1. Sushi: comece pelo simples
Não precisa de um balcão de elite para comer bom sushi. Restaurantes de sushi em passadeira rolante, casas de bairro e locais junto a mercados podem ser excelentes introduções ao peixe, arroz e variedade sazonal. O omakase de alta gama é uma experiência distinta, com a sua própria etiqueta e pressão de reservas, e não o padrão de referência para todas as refeições. Se peixe cru não lhe agrada, a cozinha japonesa oferece inúmeras alternativas.
2. Ramen são muitas comidas sob o mesmo nome
O ramen muda drasticamente consoante a região e o restaurante: caldos à base de soja, miso, tonkotsu, sal, noodles para mergulhar e inúmeras variantes locais. Pequenos restaurantes usam frequentemente máquinas de senhas e especializam-se num menu curto. Filas longas podem indicar popularidade, mas não necessariamente uma refeição melhor para o seu gosto. Experimente versões regionais em vez de procurar uma suposta taça definitiva.

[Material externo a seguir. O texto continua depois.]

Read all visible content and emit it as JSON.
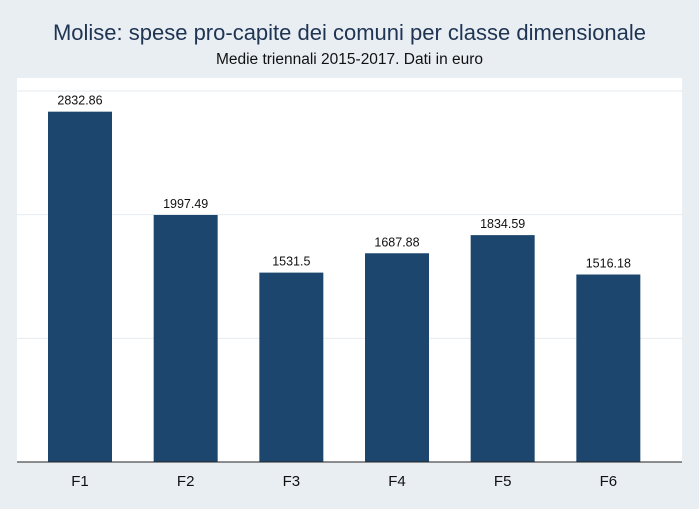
{
  "chart_data": {
    "type": "bar",
    "title": "Molise: spese pro-capite dei comuni per classe dimensionale",
    "subtitle": "Medie triennali 2015-2017. Dati in euro",
    "categories": [
      "F1",
      "F2",
      "F3",
      "F4",
      "F5",
      "F6"
    ],
    "values": [
      2832.86,
      1997.49,
      1531.5,
      1687.88,
      1834.59,
      1516.18
    ],
    "value_labels": [
      "2832.86",
      "1997.49",
      "1531.5",
      "1687.88",
      "1834.59",
      "1516.18"
    ],
    "xlabel": "",
    "ylabel": "",
    "ylim": [
      0,
      3000
    ],
    "y_gridlines": [
      1000,
      2000,
      3000
    ],
    "y_tick_labels_shown": false,
    "grid": true,
    "legend": "none",
    "colors": {
      "bar": "#1c466e",
      "plot_background": "#ffffff",
      "outer_background": "#e9eef3",
      "title": "#1f3453",
      "gridline": "#e6ebf0"
    }
  }
}
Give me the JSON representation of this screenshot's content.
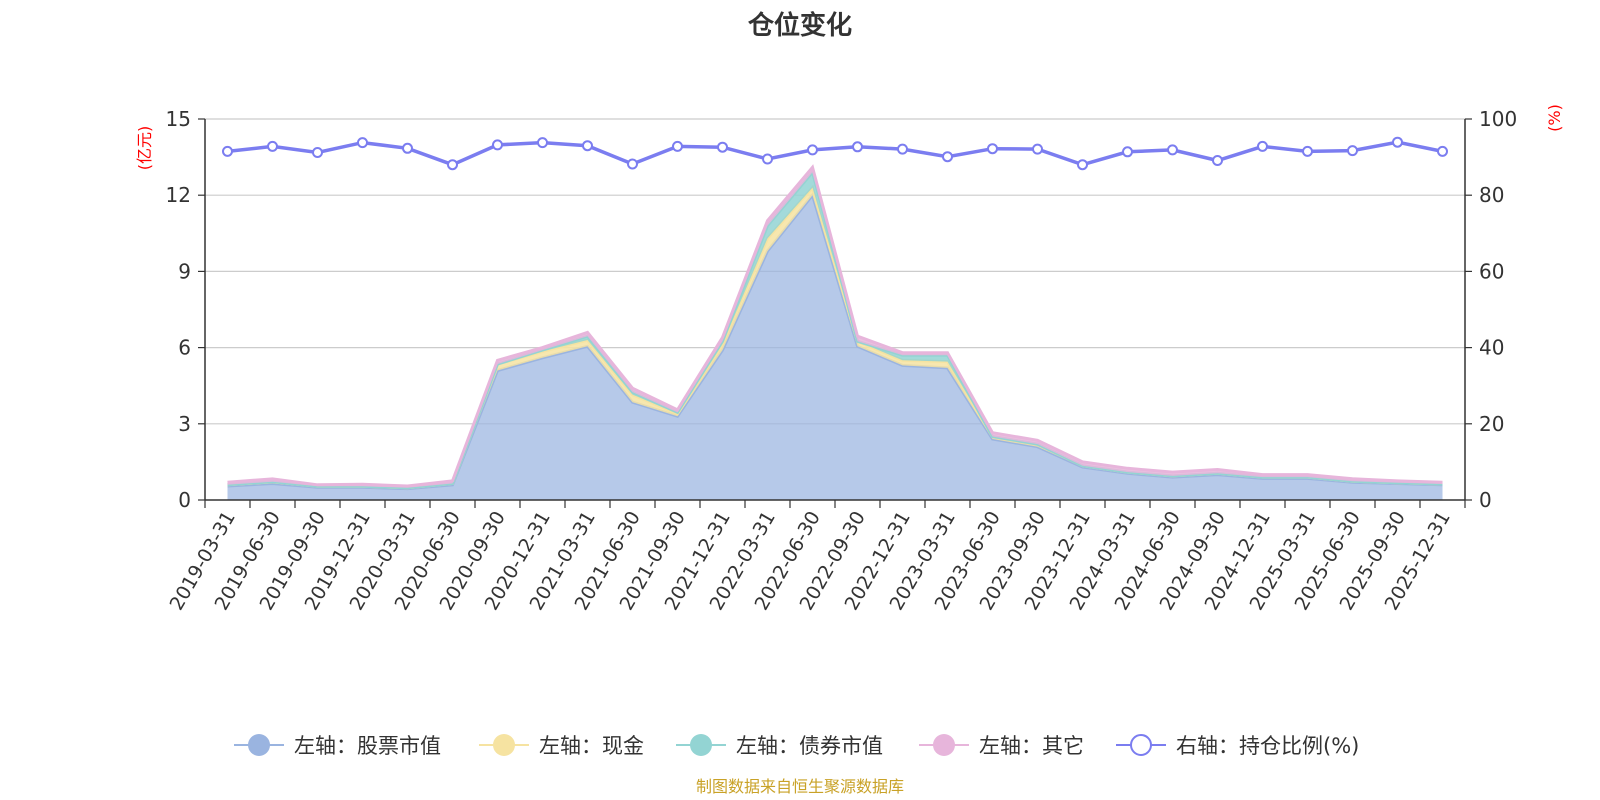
{
  "chart_data": {
    "type": "area",
    "title": "仓位变化",
    "y_left_unit": "(亿元)",
    "y_right_unit": "(%)",
    "ylim_left": [
      0,
      15
    ],
    "ylim_right": [
      0,
      100
    ],
    "y_left_ticks": [
      "0",
      "3",
      "6",
      "9",
      "12",
      "15"
    ],
    "y_right_ticks": [
      "0",
      "20",
      "40",
      "60",
      "80",
      "100"
    ],
    "grid": true,
    "legend_position": "bottom",
    "categories": [
      "2019-03-31",
      "2019-06-30",
      "2019-09-30",
      "2019-12-31",
      "2020-03-31",
      "2020-06-30",
      "2020-09-30",
      "2020-12-31",
      "2021-03-31",
      "2021-06-30",
      "2021-09-30",
      "2021-12-31",
      "2022-03-31",
      "2022-06-30",
      "2022-09-30",
      "2022-12-31",
      "2023-03-31",
      "2023-06-30",
      "2023-09-30",
      "2023-12-31",
      "2024-03-31",
      "2024-06-30",
      "2024-09-30",
      "2024-12-31",
      "2025-03-31",
      "2025-06-30",
      "2025-09-30",
      "2025-12-31"
    ],
    "series": [
      {
        "name": "左轴：股票市值",
        "axis": "left",
        "color": "#9ab4e0",
        "values": [
          0.55,
          0.65,
          0.5,
          0.5,
          0.45,
          0.6,
          5.1,
          5.6,
          6.05,
          3.85,
          3.3,
          5.9,
          9.8,
          12.0,
          6.05,
          5.3,
          5.2,
          2.4,
          2.1,
          1.3,
          1.05,
          0.9,
          1.0,
          0.85,
          0.85,
          0.7,
          0.65,
          0.6
        ]
      },
      {
        "name": "左轴：现金",
        "axis": "left",
        "color": "#f6e3a1",
        "values": [
          0.05,
          0.07,
          0.04,
          0.04,
          0.03,
          0.05,
          0.25,
          0.25,
          0.25,
          0.3,
          0.1,
          0.25,
          0.5,
          0.3,
          0.2,
          0.2,
          0.25,
          0.1,
          0.1,
          0.05,
          0.05,
          0.05,
          0.05,
          0.05,
          0.05,
          0.04,
          0.03,
          0.03
        ]
      },
      {
        "name": "左轴：债券市值",
        "axis": "left",
        "color": "#93d4d3",
        "values": [
          0.0,
          0.0,
          0.0,
          0.0,
          0.0,
          0.0,
          0.0,
          0.05,
          0.15,
          0.1,
          0.05,
          0.1,
          0.5,
          0.6,
          0.0,
          0.2,
          0.25,
          0.0,
          0.0,
          0.0,
          0.0,
          0.0,
          0.0,
          0.0,
          0.0,
          0.0,
          0.0,
          0.0
        ]
      },
      {
        "name": "左轴：其它",
        "axis": "left",
        "color": "#e7b5db",
        "values": [
          0.1,
          0.11,
          0.06,
          0.08,
          0.07,
          0.1,
          0.15,
          0.1,
          0.15,
          0.15,
          0.1,
          0.15,
          0.2,
          0.2,
          0.2,
          0.1,
          0.1,
          0.15,
          0.15,
          0.15,
          0.15,
          0.15,
          0.15,
          0.1,
          0.1,
          0.1,
          0.07,
          0.07
        ]
      },
      {
        "name": "右轴：持仓比例(%)",
        "axis": "right",
        "color": "#7b7df0",
        "type": "line",
        "values": [
          91.5,
          92.8,
          91.2,
          93.8,
          92.3,
          88.0,
          93.2,
          93.8,
          93.0,
          88.2,
          92.8,
          92.6,
          89.5,
          91.9,
          92.7,
          92.1,
          90.1,
          92.2,
          92.1,
          88.0,
          91.4,
          91.9,
          89.1,
          92.8,
          91.5,
          91.7,
          93.9,
          91.5
        ]
      }
    ],
    "source_note": "制图数据来自恒生聚源数据库"
  }
}
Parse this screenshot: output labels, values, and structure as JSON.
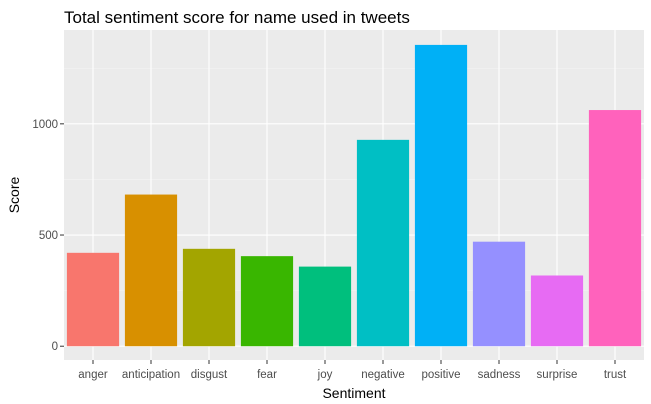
{
  "chart_data": {
    "type": "bar",
    "title": "Total sentiment score for name used in tweets",
    "xlabel": "Sentiment",
    "ylabel": "Score",
    "categories": [
      "anger",
      "anticipation",
      "disgust",
      "fear",
      "joy",
      "negative",
      "positive",
      "sadness",
      "surprise",
      "trust"
    ],
    "values": [
      420,
      682,
      438,
      405,
      358,
      928,
      1355,
      470,
      318,
      1062
    ],
    "colors": [
      "#F8766D",
      "#D89000",
      "#A3A500",
      "#39B600",
      "#00BF7D",
      "#00BFC4",
      "#00B0F6",
      "#9590FF",
      "#E76BF3",
      "#FF62BC"
    ],
    "yticks": [
      0,
      500,
      1000
    ],
    "ylim": [
      -62,
      1422
    ],
    "grid": true,
    "legend": "none",
    "panel_color": "#EBEBEB"
  }
}
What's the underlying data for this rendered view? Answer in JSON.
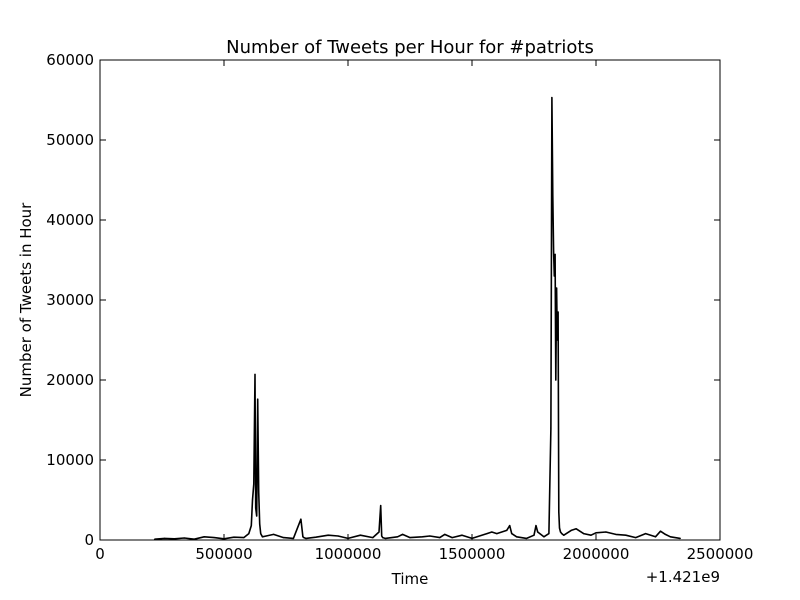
{
  "chart_data": {
    "type": "line",
    "title": "Number of Tweets per Hour for #patriots",
    "xlabel": "Time",
    "ylabel": "Number of Tweets in Hour",
    "offset_label": "+1.421e9",
    "xlim": [
      0,
      2500000
    ],
    "ylim": [
      0,
      60000
    ],
    "grid": false,
    "line_color": "#000000",
    "xticks": [
      {
        "value": 0,
        "label": "0"
      },
      {
        "value": 500000,
        "label": "500000"
      },
      {
        "value": 1000000,
        "label": "1000000"
      },
      {
        "value": 1500000,
        "label": "1500000"
      },
      {
        "value": 2000000,
        "label": "2000000"
      },
      {
        "value": 2500000,
        "label": "2500000"
      }
    ],
    "yticks": [
      {
        "value": 0,
        "label": "0"
      },
      {
        "value": 10000,
        "label": "10000"
      },
      {
        "value": 20000,
        "label": "20000"
      },
      {
        "value": 30000,
        "label": "30000"
      },
      {
        "value": 40000,
        "label": "40000"
      },
      {
        "value": 50000,
        "label": "50000"
      },
      {
        "value": 60000,
        "label": "60000"
      }
    ],
    "series": [
      {
        "x": [
          220000,
          260000,
          300000,
          340000,
          380000,
          420000,
          460000,
          500000,
          540000,
          580000,
          600000,
          610000,
          615000,
          620000,
          625000,
          628000,
          632000,
          636000,
          640000,
          644000,
          648000,
          655000,
          670000,
          700000,
          740000,
          780000,
          810000,
          818000,
          822000,
          830000,
          870000,
          920000,
          960000,
          1000000,
          1050000,
          1100000,
          1125000,
          1132000,
          1136000,
          1140000,
          1150000,
          1200000,
          1220000,
          1250000,
          1300000,
          1330000,
          1370000,
          1390000,
          1420000,
          1460000,
          1500000,
          1560000,
          1580000,
          1600000,
          1640000,
          1652000,
          1660000,
          1680000,
          1720000,
          1750000,
          1758000,
          1765000,
          1790000,
          1810000,
          1818000,
          1822000,
          1826000,
          1829000,
          1832000,
          1835000,
          1838000,
          1841000,
          1844000,
          1847000,
          1850000,
          1853000,
          1857000,
          1862000,
          1870000,
          1900000,
          1920000,
          1950000,
          1980000,
          2000000,
          2040000,
          2080000,
          2120000,
          2160000,
          2200000,
          2240000,
          2260000,
          2280000,
          2300000,
          2340000
        ],
        "y": [
          100,
          200,
          150,
          250,
          100,
          400,
          300,
          150,
          350,
          300,
          800,
          1800,
          5000,
          7000,
          20700,
          4000,
          3000,
          17600,
          6000,
          2000,
          800,
          400,
          500,
          700,
          300,
          200,
          2600,
          400,
          300,
          200,
          350,
          600,
          500,
          200,
          600,
          300,
          1000,
          4300,
          500,
          300,
          200,
          400,
          700,
          300,
          400,
          500,
          300,
          700,
          300,
          600,
          200,
          800,
          1000,
          800,
          1200,
          1800,
          800,
          400,
          200,
          600,
          1800,
          1000,
          400,
          800,
          14000,
          55300,
          43000,
          36000,
          33000,
          35700,
          20000,
          31500,
          25000,
          28500,
          3500,
          1500,
          1000,
          800,
          600,
          1200,
          1400,
          800,
          600,
          900,
          1000,
          700,
          600,
          300,
          800,
          400,
          1100,
          700,
          400,
          200
        ]
      }
    ]
  }
}
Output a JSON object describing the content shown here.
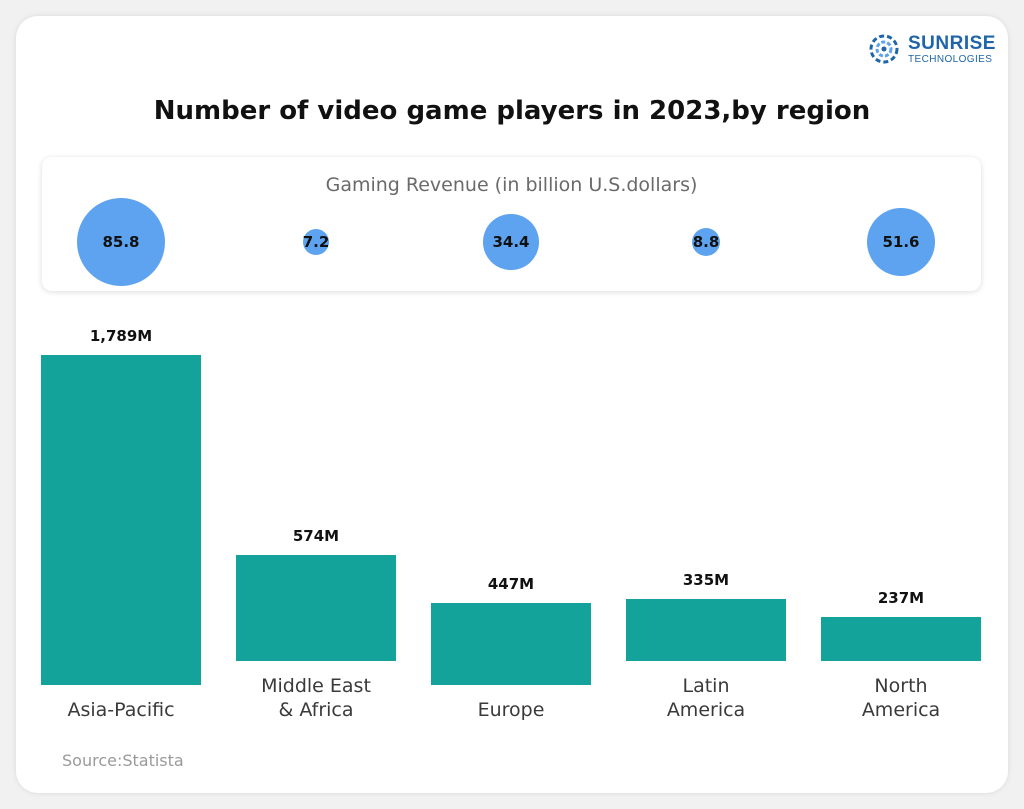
{
  "logo": {
    "name": "SUNRISE",
    "tagline": "TECHNOLOGIES"
  },
  "title": "Number of video game players in 2023,by region",
  "revenue_title": "Gaming Revenue (in billion U.S.dollars)",
  "source": "Source:Statista",
  "colors": {
    "bars": "#13a39b",
    "bubbles": "#5ea3ef",
    "logo": "#1f65a8"
  },
  "chart_data": [
    {
      "type": "scatter",
      "title": "Gaming Revenue (in billion U.S.dollars)",
      "categories": [
        "Asia-Pacific",
        "Middle East & Africa",
        "Europe",
        "Latin America",
        "North America"
      ],
      "values": [
        85.8,
        7.2,
        34.4,
        8.8,
        51.6
      ],
      "labels": [
        "85.8",
        "7.2",
        "34.4",
        "8.8",
        "51.6"
      ]
    },
    {
      "type": "bar",
      "title": "Number of video game players in 2023,by region",
      "categories": [
        "Asia-Pacific",
        "Middle East & Africa",
        "Europe",
        "Latin America",
        "North America"
      ],
      "category_lines": [
        [
          "Asia-Pacific"
        ],
        [
          "Middle East",
          "& Africa"
        ],
        [
          "Europe"
        ],
        [
          "Latin",
          "America"
        ],
        [
          "North",
          "America"
        ]
      ],
      "values": [
        1789,
        574,
        447,
        335,
        237
      ],
      "labels": [
        "1,789M",
        "574M",
        "447M",
        "335M",
        "237M"
      ],
      "ylim": [
        0,
        1789
      ]
    }
  ]
}
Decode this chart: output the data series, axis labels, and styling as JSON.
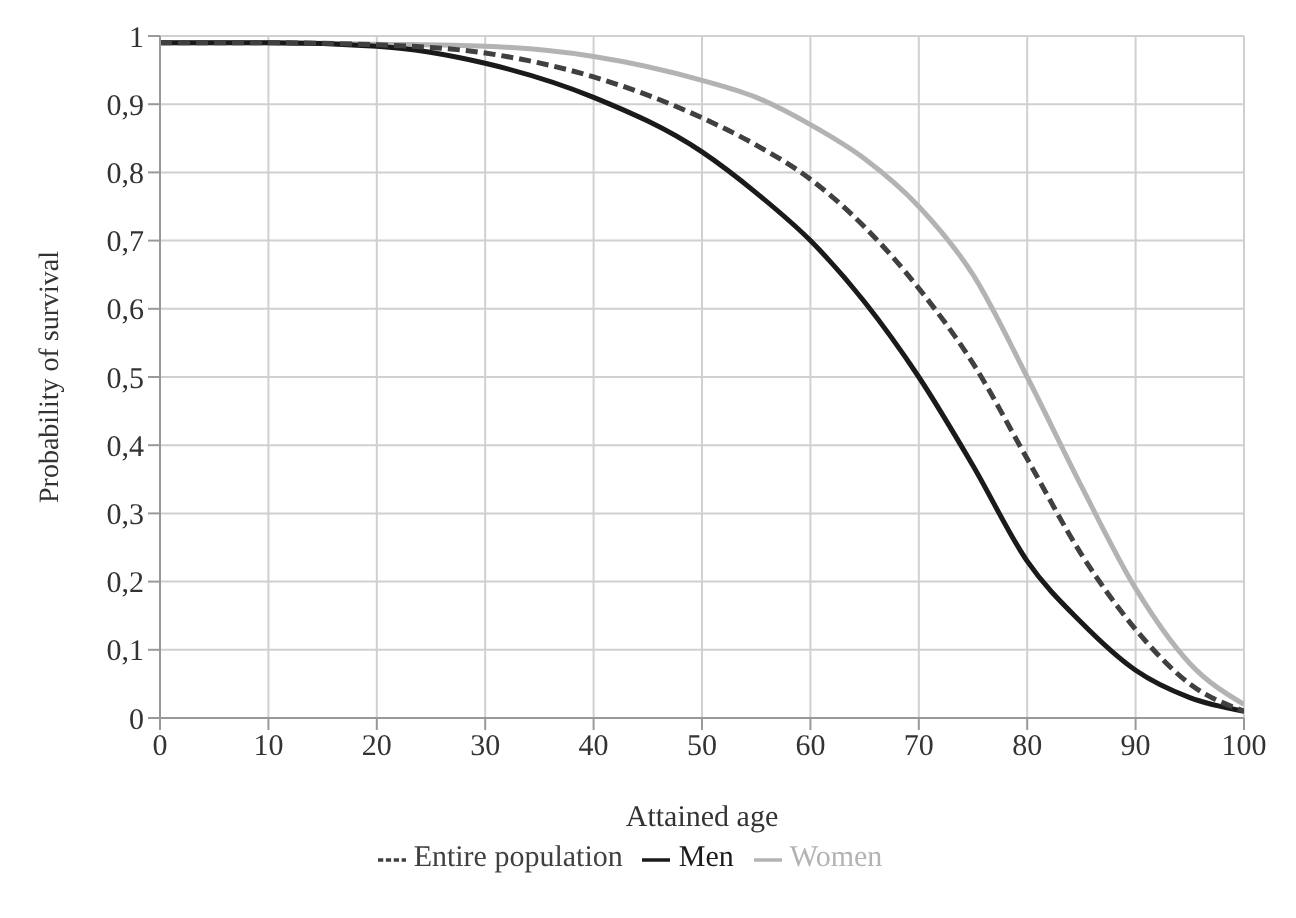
{
  "chart_data": {
    "type": "line",
    "xlabel": "Attained age",
    "ylabel": "Probability of survival",
    "x": [
      0,
      10,
      20,
      30,
      40,
      50,
      55,
      60,
      65,
      70,
      75,
      80,
      85,
      90,
      95,
      100
    ],
    "series": [
      {
        "name": "Women",
        "color": "#b3b3b3",
        "line_style": "solid",
        "values": [
          0.99,
          0.99,
          0.988,
          0.985,
          0.97,
          0.935,
          0.91,
          0.87,
          0.82,
          0.75,
          0.65,
          0.5,
          0.34,
          0.19,
          0.08,
          0.02
        ]
      },
      {
        "name": "Men",
        "color": "#1a1a1a",
        "line_style": "solid",
        "values": [
          0.99,
          0.99,
          0.985,
          0.96,
          0.91,
          0.83,
          0.77,
          0.7,
          0.61,
          0.5,
          0.37,
          0.23,
          0.14,
          0.07,
          0.03,
          0.01
        ]
      },
      {
        "name": "Entire population",
        "color": "#404040",
        "line_style": "dashed",
        "values": [
          0.99,
          0.99,
          0.987,
          0.975,
          0.94,
          0.88,
          0.84,
          0.79,
          0.72,
          0.63,
          0.52,
          0.38,
          0.24,
          0.13,
          0.05,
          0.01
        ]
      }
    ],
    "xlim": [
      0,
      100
    ],
    "xticks": [
      0,
      10,
      20,
      30,
      40,
      50,
      60,
      70,
      80,
      90,
      100
    ],
    "ylim": [
      0,
      1
    ],
    "yticks": [
      0,
      {
        "value": 0.1,
        "label": "0,1"
      },
      {
        "value": 0.2,
        "label": "0,2"
      },
      {
        "value": 0.3,
        "label": "0,3"
      },
      {
        "value": 0.4,
        "label": "0,4"
      },
      {
        "value": 0.5,
        "label": "0,5"
      },
      {
        "value": 0.6,
        "label": "0,6"
      },
      {
        "value": 0.7,
        "label": "0,7"
      },
      {
        "value": 0.8,
        "label": "0,8"
      },
      {
        "value": 0.9,
        "label": "0,9"
      },
      1
    ],
    "grid": true,
    "legend": "bottom",
    "marker": "none"
  }
}
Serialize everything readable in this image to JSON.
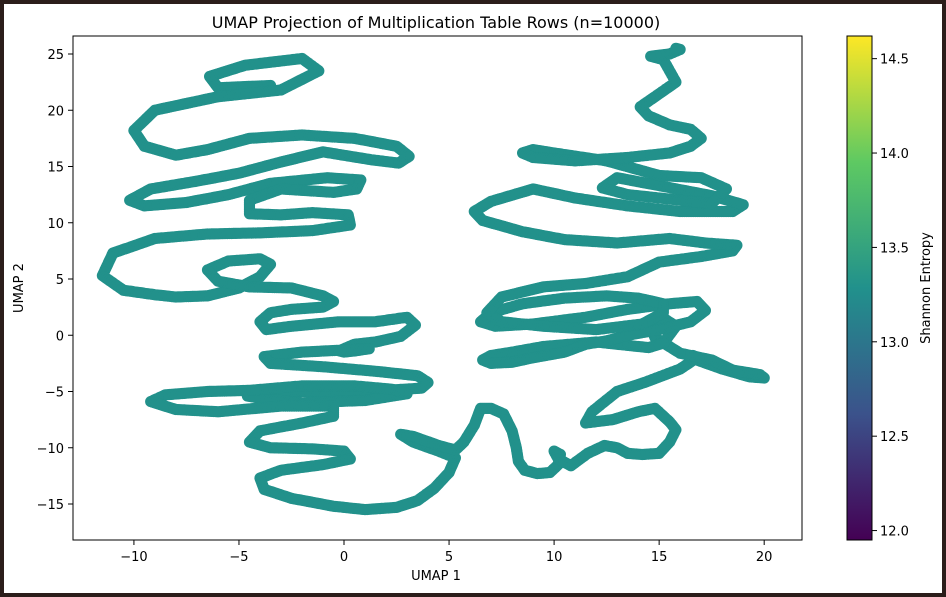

3. Soba e udon são essenciais do dia a dia
O soba de trigo-sarraceno e o udon de trigo podem ser servidos quentes ou frios, simples ou com acompanhamentos, e vão de refeições rápidas em estações a restaurantes especializados. São especialmente úteis quando quer algo rápido e económico entre visitas. Os estilos regionais variam, tornando os noodles uma forma fácil de perceber como a comida japonesa muda pelo país.
4. Yakitori e refeições em izakaya
Os restaurantes de yakitori especializam-se em espetadas de frango e podem usar muitos cortes diferentes, enquanto os izakaya são espaços sociais para beber e comer onde grupos pedem vários pratos pequenos. São excelentes para provar alimentos desconhecidos sem se comprometer com um prato completo. Alguns estabelecimentos cobram uma taxa de mesa ou servem automaticamente um pequeno aperitivo, o que é normal e não necessariamente uma sobretaxa para turistas.
5. Tonkatsu, tempura e outros restaurantes especializados
Muitos restaurantes japoneses concentram-se numa só categoria: costeletas de porco panadas, tempura, enguia, caril, okonomiyaki ou carne grelhada. Essa especialização facilita a escolha. Em vez de procurar um restaurante com um menu enorme, procure locais que fazem bem uma coisa específica. Os pisos de restauração dos grandes armazéns e os complexos junto às estações podem ser surpreendentemente úteis para isso.
6. Vale a pena planear em torno de pratos regionais
Osaka está associada a comidas como takoyaki e okonomiyaki, Hiroshima tem o seu próprio estilo de okonomiyaki em camadas, Fukuoka é conhecida pelo ramen tonkotsu e Hokkaido tem fortes tradições de marisco e laticínios. Estas associações são simplificações, mas dão-lhe um motivo para comer de forma diferente à medida que viaja. Pergunte o que é local em vez de pedir os mesmos favoritos em todo o lado.
7. Lojas de conveniência e depachika têm o seu lugar
As lojas de conveniência são úteis para pequeno-almoço, snacks, bebidas e refeições rápidas, mas não devem substituir a descoberta da comida local. As zonas de alimentação nas caves dos grandes armazéns, conhecidas como depachika, oferecem uma visão mais ampla de pratos preparados, doces e produtos regionais. São particularmente úteis quando os horários dos restaurantes não dão jeito ou quando quer uma refeição ao estilo piquenique.
8. Nem todas as boas refeições exigem reserva
O Japão tem restaurantes famosos que ficam lotados com muita antecedência, mas a cultura gastronómica do país é demasiado rica para construir uma viagem inteira em torno de reservas escassas. Marque algumas refeições especiais se forem importantes para si e depois explore opções de bairro. Aprenda frases básicas sobre restrições alimentares se tiver alergias ou limitações, porque ingredientes como caldo de peixe podem aparecer onde um visitante não espera.